A panel of experts has decided that a type of thyroid tumor that poses an extremely low risk of spreading is not a cancer and usually requires less aggressive treatment than previously thought.
The American Cancer Society estimates 64,300 people in the U.S. will be diagnosed with thyroid cancer this year. Papillary thyroid cancer is the most common type of thyroid cancer, accounting for about 80 percent of all thyroid cancers. The reclassified tumor is a subtype of papillary thyroid cancer that will account for an estimated 10,000 to 15,000 of these cases. The subtype contains abnormal cells but is completely surrounded by a capsule that can prevent these abnormal cells from spreading into nearby healthy tissue or blood vessels.
The subtype was called “noninvasive encapsulated follicular variant of papillary thyroid carcinoma,” or noninvasive EFVPTC. It was treated in many cases like other thyroid cancers: surgery to remove the thyroid gland (thyroidectomy), followed by radioactive iodine treatments to kill any remaining tumor cells. Removing the thyroid meant patients had to take a daily thyroid hormone replacement pill for the rest of their lives.
Yuri Nikiforov, a pathologist at the University of Pittsburgh Medical Center, led the move to reclassify these thyroid tumors. “We knew that this was a very [slow-growing] form of cancer, with a low chance of recurrence, but we didn’t have any solid criteria or data” that could support a change in treatment guidelines, he says. Nikiforov decided to take action after consulting on the case of a 19-year-old patient with noninvasive EFVPTC who was treated with a thyroidectomy. “At that point, I knew I had to do something,” he says.
Nikiforov convened an international panel of 31 experts—pathologists, endocrinologists, a surgeon, a psychiatrist and a thyroid cancer patient advocate—to develop new diagnostic criteria. They analyzed slides and medical records from 268 patients with an EFVPTC tumor. “It became clear to us that when there is no invasive growth, the tumor does not behave as a cancer,” Nikiforov says.
This led the panel to jettison the term “carcinoma” in selecting a new name for the tumor—noninvasive follicular thyroid neoplasm with papillary-like nuclear features (NIFTP), pronounced “nift-p.” The new name will be included in the updated World Health Organization classification of thyroid tumors, to be published in spring 2017.
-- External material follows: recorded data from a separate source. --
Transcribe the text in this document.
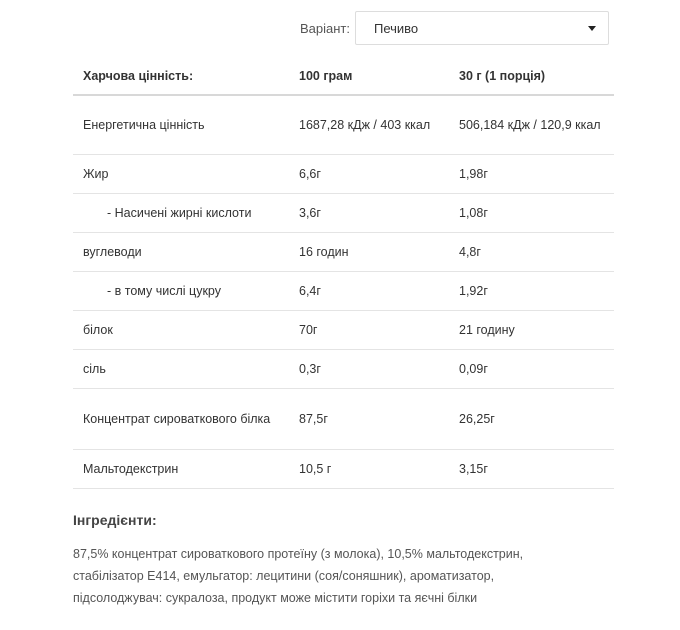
Варіант: Печиво
Харчова цінність:	100 грам	30 г (1 порція)
Енергетична цінність	1687,28 кДж / 403 ккал	506,184 кДж / 120,9 ккал
Жир	6,6г	1,98г
- Насичені жирні кислоти	3,6г	1,08г
вуглеводи	16 годин	4,8г
- в тому числі цукру	6,4г	1,92г
білок	70г	21 годину
сіль	0,3г	0,09г
Концентрат сироваткового білка	87,5г	26,25г
Мальтодекстрин	10,5 г	3,15г
Інгредієнти:

87,5% концентрат сироваткового протеїну (з молока), 10,5% мальтодекстрин, стабілізатор Е414, емульгатор: лецитини (соя/соняшник), ароматизатор, підсолоджувач: сукралоза, продукт може містити горіхи та яєчні білки
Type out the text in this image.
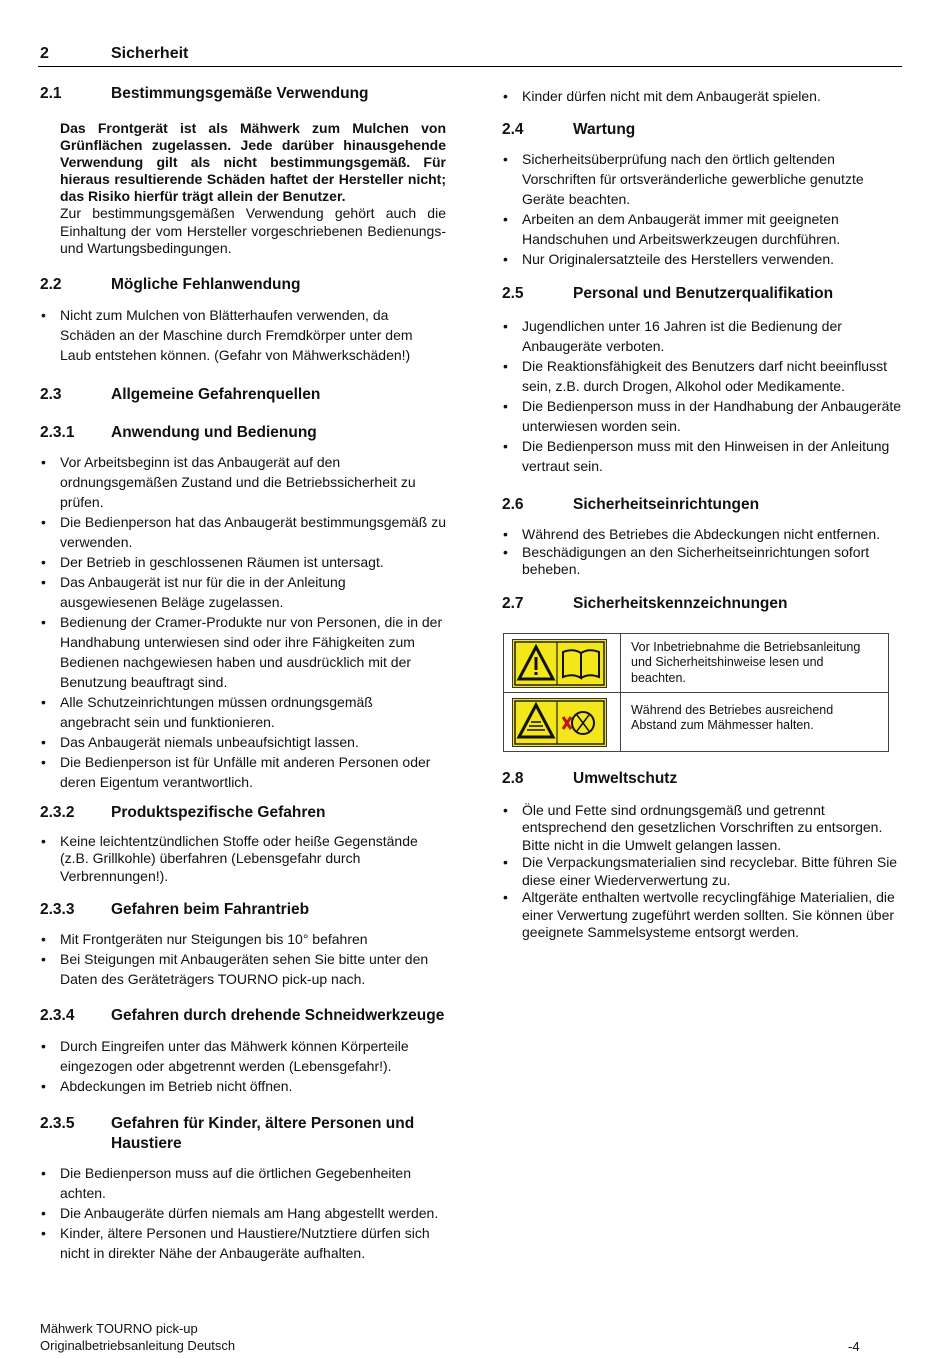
2	Sicherheit
2.1	Bestimmungsgemäße Verwendung
Das Frontgerät ist als Mähwerk zum Mulchen von Grünflächen zugelassen. Jede darüber hinausgehende Verwendung gilt als nicht bestimmungsgemäß. Für hieraus resultierende Schäden haftet der Hersteller nicht; das Risiko hierfür trägt allein der Benutzer.
Zur bestimmungsgemäßen Verwendung gehört auch die Einhaltung der vom Hersteller vorgeschriebenen Bedienungs- und Wartungsbedingungen.
2.2	Mögliche Fehlanwendung
• Nicht zum Mulchen von Blätterhaufen verwenden, da Schäden an der Maschine durch Fremdkörper unter dem Laub entstehen können. (Gefahr von Mähwerkschäden!)
2.3	Allgemeine Gefahrenquellen
2.3.1 Anwendung und Bedienung
• Vor Arbeitsbeginn ist das Anbaugerät auf den ordnungsgemäßen Zustand und die Betriebssicherheit zu prüfen.
• Die Bedienperson hat das Anbaugerät bestimmungsgemäß zu verwenden.
• Der Betrieb in geschlossenen Räumen ist untersagt.
• Das Anbaugerät ist nur für die in der Anleitung ausgewiesenen Beläge zugelassen.
• Bedienung der Cramer-Produkte nur von Personen, die in der Handhabung unterwiesen sind oder ihre Fähigkeiten zum Bedienen nachgewiesen haben und ausdrücklich mit der Benutzung beauftragt sind.
• Alle Schutzeinrichtungen müssen ordnungsgemäß angebracht sein und funktionieren.
• Das Anbaugerät niemals unbeaufsichtigt lassen.
• Die Bedienperson ist für Unfälle mit anderen Personen oder deren Eigentum verantwortlich.
2.3.2 Produktspezifische Gefahren
• Keine leichtentzündlichen Stoffe oder heiße Gegenstände (z.B. Grillkohle) überfahren (Lebensgefahr durch Verbrennungen!).
2.3.3 Gefahren beim Fahrantrieb
• Mit Frontgeräten nur Steigungen bis 10° befahren
• Bei Steigungen mit Anbaugeräten sehen Sie bitte unter den Daten des Geräteträgers TOURNO pick-up nach.
2.3.4 Gefahren durch drehende Schneidwerkzeuge
• Durch Eingreifen unter das Mähwerk können Körperteile eingezogen oder abgetrennt werden (Lebensgefahr!).
• Abdeckungen im Betrieb nicht öffnen.
2.3.5 Gefahren für Kinder, ältere Personen und Haustiere
• Die Bedienperson muss auf die örtlichen Gegebenheiten achten.
• Die Anbaugeräte dürfen niemals am Hang abgestellt werden.
• Kinder, ältere Personen und Haustiere/Nutztiere dürfen sich nicht in direkter Nähe der Anbaugeräte aufhalten.
• Kinder dürfen nicht mit dem Anbaugerät spielen.
2.4	Wartung
• Sicherheitsüberprüfung nach den örtlich geltenden Vorschriften für ortsveränderliche gewerbliche genutzte Geräte beachten.
• Arbeiten an dem Anbaugerät immer mit geeigneten Handschuhen und Arbeitswerkzeugen durchführen.
• Nur Originalersatzteile des Herstellers verwenden.
2.5	Personal und Benutzerqualifikation
• Jugendlichen unter 16 Jahren ist die Bedienung der Anbaugeräte verboten.
• Die Reaktionsfähigkeit des Benutzers darf nicht beeinflusst sein, z.B. durch Drogen, Alkohol oder Medikamente.
• Die Bedienperson muss in der Handhabung der Anbaugeräte unterwiesen worden sein.
• Die Bedienperson muss mit den Hinweisen in der Anleitung vertraut sein.
2.6	Sicherheitseinrichtungen
• Während des Betriebes die Abdeckungen nicht entfernen.
• Beschädigungen an den Sicherheitseinrichtungen sofort beheben.
2.7	Sicherheitskennzeichnungen
	Vor Inbetriebnahme die Betriebsanleitung und Sicherheitshinweise lesen und beachten.

	Während des Betriebes ausreichend Abstand zum Mähmesser halten.
2.8	Umweltschutz
• Öle und Fette sind ordnungsgemäß und getrennt entsprechend den gesetzlichen Vorschriften zu entsorgen. Bitte nicht in die Umwelt gelangen lassen.
• Die Verpackungsmaterialien sind recyclebar. Bitte führen Sie diese einer Wiederverwertung zu.
• Altgeräte enthalten wertvolle recyclingfähige Materialien, die einer Verwertung zugeführt werden sollten. Sie können über geeignete Sammelsysteme entsorgt werden.
Mähwerk TOURNO pick-up
Originalbetriebsanleitung Deutsch	-4
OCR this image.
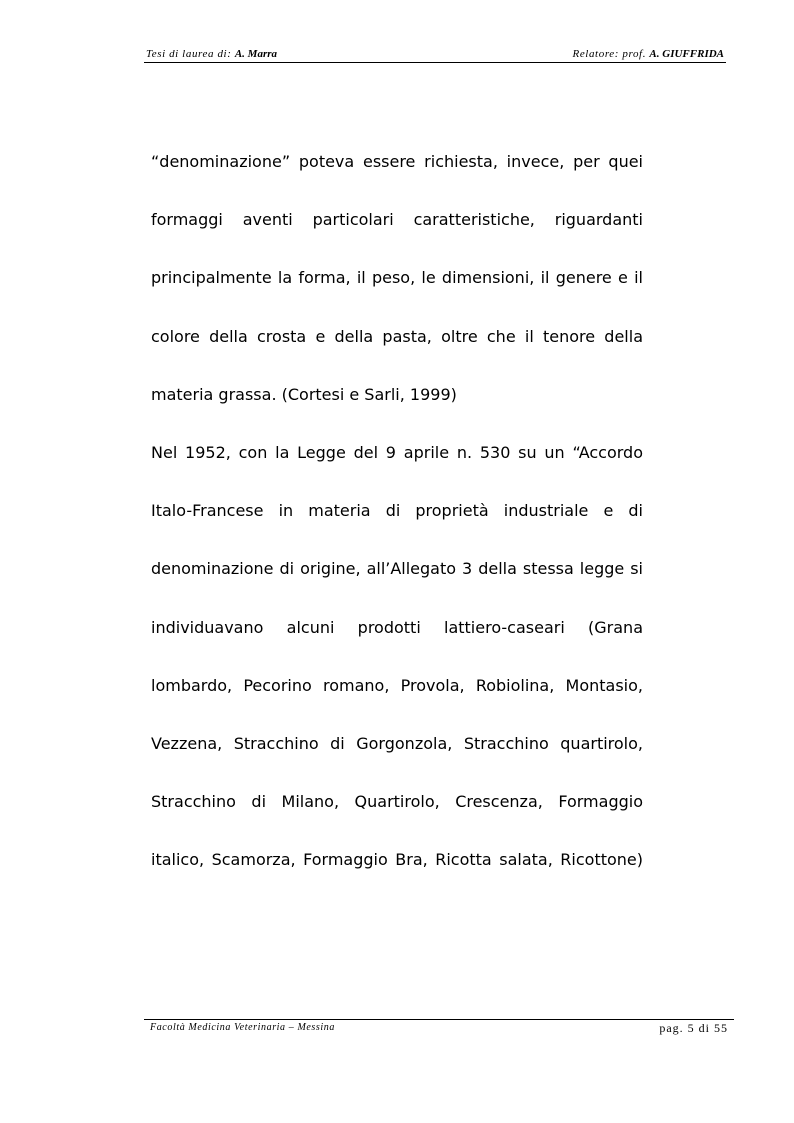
Tesi di laurea di: A. Marra	Relatore: prof. A. GIUFFRIDA
“denominazione” poteva essere richiesta, invece, per quei
formaggi aventi particolari caratteristiche, riguardanti
principalmente la forma, il peso, le dimensioni, il genere e il
colore della crosta e della pasta, oltre che il tenore della
materia grassa. (Cortesi e Sarli, 1999)
Nel 1952, con la Legge del 9 aprile n. 530 su un “Accordo
Italo-Francese in materia di proprietà industriale e di
denominazione di origine, all’Allegato 3 della stessa legge si
individuavano alcuni prodotti lattiero-caseari (Grana
lombardo, Pecorino romano, Provola, Robiolina, Montasio,
Vezzena, Stracchino di Gorgonzola, Stracchino quartirolo,
Stracchino di Milano, Quartirolo, Crescenza, Formaggio
italico, Scamorza, Formaggio Bra, Ricotta salata, Ricottone)
Facoltà Medicina Veterinaria – Messina	pag. 5 di 55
Patients with a suspected NIFTP are advised to have surgery to remove the tumor and the capsule surrounding it. A pathologist would then carefully examine the capsule to determine if it has any breaks or gaps that would have allowed cancer cells to spread to nearby tissue or blood vessels. If the capsule wall is not intact, it is not a NIFTP and it should be treated as a thyroid cancer.
Bryan McIver, an endocrine oncologist at Moffitt Cancer Center in Tampa, Florida, says the larger the capsule size, the more difficult it is for the pathologist to determine whether the capsule is fully intact. “It might not be practical or possible for a pathologist to examine every last micrometer of a large capsule,” he says. This is why, at Moffitt, a genetic analysis also is performed on the tumor. The types of genetic mutations found inside the tumor, along with the tumor’s size, are used to determine if the complete thyroid needs to be removed, McIver says.
Kathryn Wall, chair of the board of directors for the Thyroid Cancer Survivors’ Association, served as the patient advocate for the panel that developed the new diagnostic criteria. She says there was confusion in the thyroid cancer community after news of the new classification broke. “Some people thought that it included all thyroid cancers, instead of one specific subtype,” she says.
Wall says that although more research still needs to be done on these tumors, she is pleased with the reclassification. “When you hear the word ‘cancer,’ the immediate reaction is to cut it out and be as aggressive as possible,” she says. “If you know it’s not cancer, psychologically it is much easier to deal with.”